Di tengah perjalanan, bapak tersebut memulai percakapan. Kami saling bercerita. Ia ternyata pernah berkuliah di Malang (UB). Ia kini bekerja di Balikpapan. Ia dan anaknya hendak ke Cirebon. Singkat cerita, di Cirebon, bapak dan anaknya itu turun. Yunaz ternyata tidak salah. Seorang cewek cantik duduk di depan Yunaz. Wah, doa Yunaz dikabulkan Tuhan. Hehehe. Di sebelahnya juga seorang wanita. Saya dengar dari pembicaraan mereka bahwa mereka hendak ke Purwokerto. Mereka mahasiswi Unsoed.

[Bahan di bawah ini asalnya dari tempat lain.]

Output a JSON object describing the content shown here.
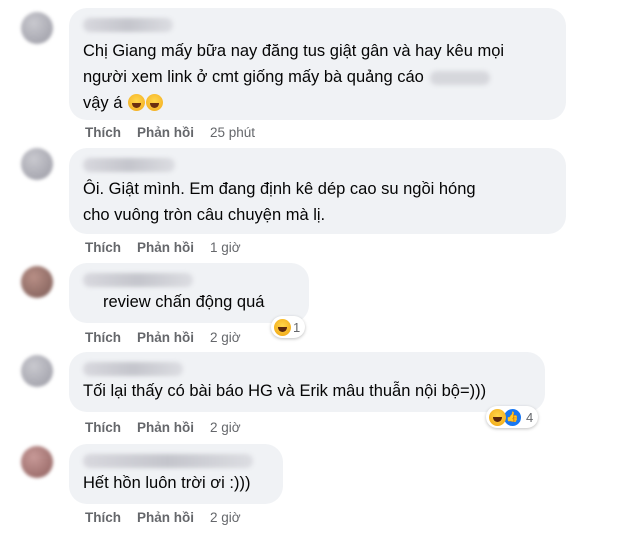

Sesampainya di Purwokerto, penumpang berganti. Kali ini yang duduk di depan Yunaz adalah seorang ibu dan yang duduk di depan saya adalah seorang bapak, tetapi mereka bukan suami-istri. Kami sering dikira orang-orang yang habis mendaki. Mungkin karena gaya pakaian kami, terutama Yunaz yang berpakaian layaknya hendak mendaki dan membawa tas gunung. Memasuki Kebumen, saya mulai merasa agak sakit karena keadaan perut tidak terisi dan terpapar angin dari AC. Oleh karena itu, sewaktu ada pramusaji yang menawarkan Pop Mie, kebetulan saat berbuka puasa, saya segera membelinya. Begitu pula Yunaz.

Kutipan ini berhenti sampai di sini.